Network Science Institute, Northeastern University London , London, E1W 1LP, UK.
Department of Physics, Northeastern University , Boston, MA 02115, USA.
Philos Trans R Soc Lond B Biol Sci. 2024 Jul 8;379(1905):20230190. doi: 10.1098/rstb.2023.0190. Epub 2024 May 20.
Animal communication is frequently studied with conventional network representations that link pairs of individuals who interact, for example, through vocalization. However, acoustic signals often have multiple simultaneous receivers, or receivers integrate information from multiple signallers, meaning these interactions are not dyadic. Additionally, non-dyadic social structures often shape an individual's behavioural response to vocal communication. Recently, major advances have been made in the study of these non-dyadic, higher-order networks (e.g. hypergraphs and simplicial complexes). Here, we show how these approaches can provide new insights into vocal communication through three case studies that illustrate how higher-order network models can: (i) alter predictions made about the outcome of vocally coordinated group departures; (ii) generate different patterns of song synchronization from models that only include dyadic interactions; and (iii) inform models of cultural evolution of vocal communication. Together, our examples highlight the potential power of higher-order networks to study animal vocal communication. We then build on our case studies to identify key challenges in applying higher-order network approaches in this context and outline important research questions that these techniques could help answer. This article is part of the theme issue 'The power of sound: unravelling how acoustic communication shapes group dynamics'.

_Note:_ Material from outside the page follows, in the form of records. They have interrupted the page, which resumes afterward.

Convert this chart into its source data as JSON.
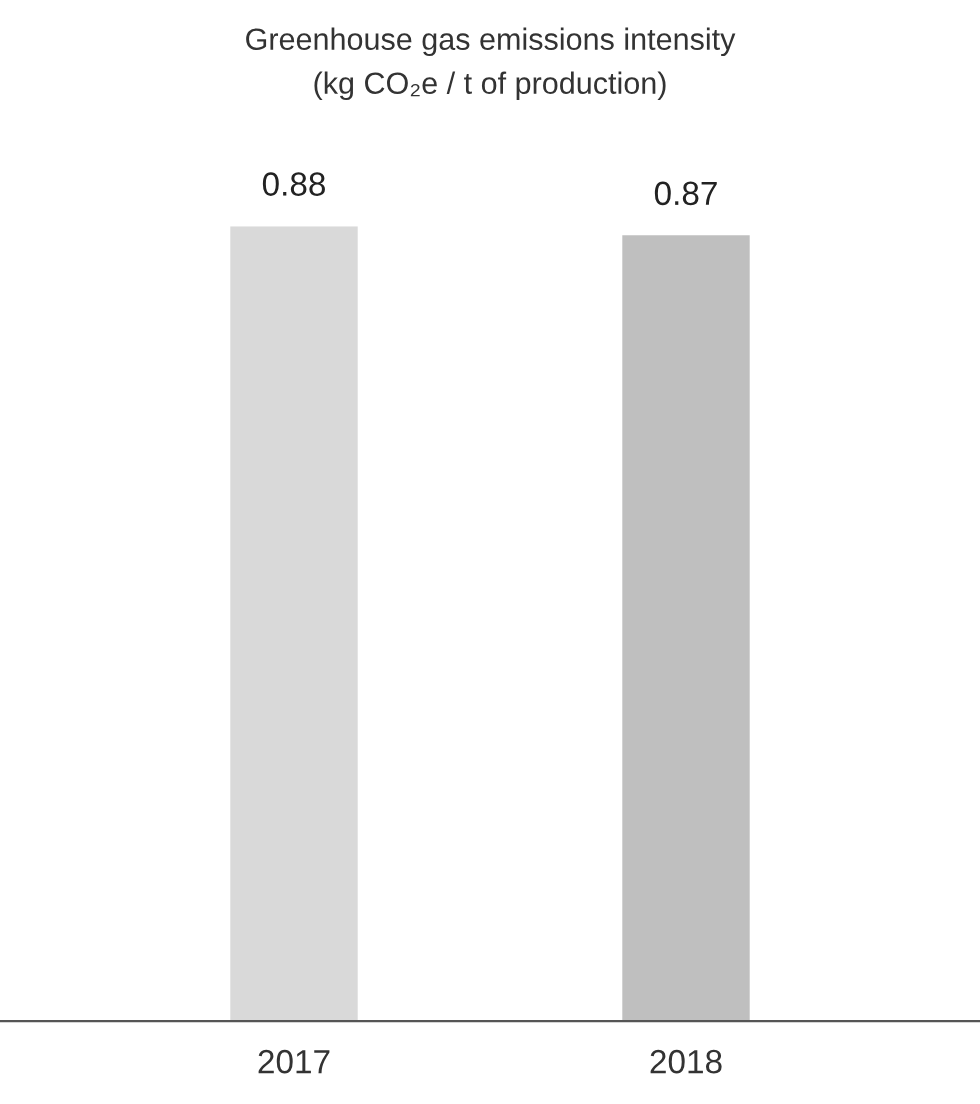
{
  "chart_data": {
    "type": "bar",
    "title": "Greenhouse gas emissions intensity\n(kg CO₂e / t of production)",
    "categories": [
      "2017",
      "2018"
    ],
    "values": [
      0.88,
      0.87
    ],
    "colors": [
      "#d9d9d9",
      "#bfbfbf"
    ],
    "data_labels": true,
    "grid": false,
    "legend": false,
    "tick_labels": "x"
  }
}
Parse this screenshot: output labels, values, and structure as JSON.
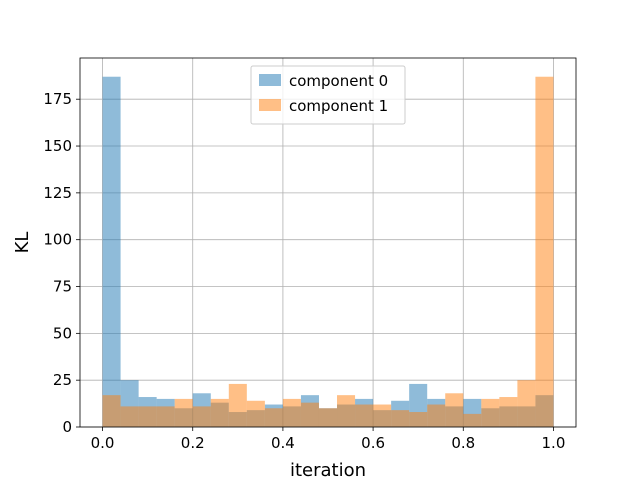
{
  "chart_data": {
    "type": "bar",
    "histogram": true,
    "title": "",
    "xlabel": "iteration",
    "ylabel": "KL",
    "xlim": [
      -0.05,
      1.05
    ],
    "ylim": [
      0,
      197
    ],
    "xticks": [
      0.0,
      0.2,
      0.4,
      0.6,
      0.8,
      1.0
    ],
    "xtick_labels": [
      "0.0",
      "0.2",
      "0.4",
      "0.6",
      "0.8",
      "1.0"
    ],
    "yticks": [
      0,
      25,
      50,
      75,
      100,
      125,
      150,
      175
    ],
    "ytick_labels": [
      "0",
      "25",
      "50",
      "75",
      "100",
      "125",
      "150",
      "175"
    ],
    "grid": true,
    "legend_position": "top-center",
    "bin_edges": [
      0.0,
      0.04,
      0.08,
      0.12,
      0.16,
      0.2,
      0.24,
      0.28,
      0.32,
      0.36,
      0.4,
      0.44,
      0.48,
      0.52,
      0.56,
      0.6,
      0.64,
      0.68,
      0.72,
      0.76,
      0.8,
      0.84,
      0.88,
      0.92,
      0.96,
      1.0
    ],
    "series": [
      {
        "name": "component 0",
        "color": "#1f77b4",
        "opacity": 0.5,
        "values": [
          187,
          25,
          16,
          15,
          10,
          18,
          13,
          8,
          9,
          12,
          11,
          17,
          10,
          12,
          15,
          9,
          14,
          23,
          15,
          11,
          15,
          10,
          11,
          11,
          17
        ]
      },
      {
        "name": "component 1",
        "color": "#ff7f0e",
        "opacity": 0.5,
        "values": [
          17,
          11,
          11,
          11,
          15,
          11,
          15,
          23,
          14,
          10,
          15,
          13,
          10,
          17,
          12,
          12,
          9,
          8,
          12,
          18,
          7,
          15,
          16,
          25,
          187
        ]
      }
    ]
  }
}
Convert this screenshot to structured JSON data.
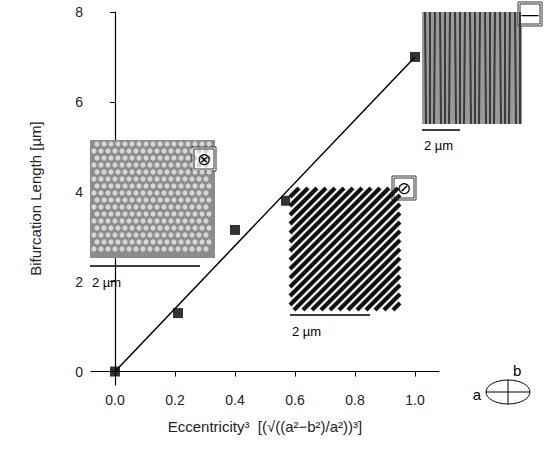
{
  "chart_data": {
    "type": "scatter",
    "x_label": "Eccentricity³  [(√((a²−b²)/a²))³]",
    "y_label": "Bifurcation Length [µm]",
    "x": [
      0.0,
      0.21,
      0.4,
      0.57,
      1.0
    ],
    "values": [
      0.0,
      1.3,
      3.15,
      3.8,
      7.0
    ],
    "color": "#000000",
    "marker": "square",
    "fit": {
      "x": [
        0.0,
        1.0
      ],
      "y": [
        0.0,
        7.0
      ],
      "line_style": "solid",
      "color": "#000000"
    },
    "xlim": [
      -0.08,
      1.08
    ],
    "xticks": [
      {
        "value": 0,
        "label": "0.0"
      },
      {
        "value": 0.2,
        "label": "0.2"
      },
      {
        "value": 0.4,
        "label": "0.4"
      },
      {
        "value": 0.6,
        "label": "0.6"
      },
      {
        "value": 0.8,
        "label": "0.8"
      },
      {
        "value": 1,
        "label": "1.0"
      }
    ],
    "ylim": [
      -0.3,
      8
    ],
    "yticks": [
      0,
      2,
      4,
      6,
      8
    ],
    "grid": false,
    "insets": [
      {
        "icon": "⊗",
        "scale_label": "2 µm"
      },
      {
        "icon": "⊘",
        "scale_label": "2 µm"
      },
      {
        "icon": "—",
        "scale_label": "2 µm"
      }
    ],
    "ellipse_labels": [
      "a",
      "b"
    ]
  }
}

动物交流经常通过传统的网络表示来研究,这些网络表示将相互作用的个体对(例如通过发声)联系起来。然而,声音信号通常有多个同时的接收者,或者接收者整合来自多个信号源的信息,这意味着这些相互作用不是二元的。此外,非二元的社会结构通常会影响个体对声音交流的行为反应。最近,在这些非二元的、更高阶网络(例如超图和单纯复形)的研究中取得了重大进展。在这里,我们通过三个案例研究展示了这些方法如何通过更高阶网络模型提供对声音交流的新见解,这些案例研究说明了更高阶网络模型如何:(i)改变对发声协调的群体离开结果的预测;(ii)从仅包括二元相互作用的模型中产生不同的歌曲同步模式;(iii)为声音交流的文化进化模型提供信息。总之,我们的例子强调了高阶网络在研究动物声音交流方面的潜在力量。然后,我们基于案例研究确定了在这种情况下应用高阶网络方法的关键挑战,并概述了这些技术可以帮助回答的重要研究问题。本文是主题为“声音的力量:揭示声音交流如何塑造群体动态”的特刊的一部分。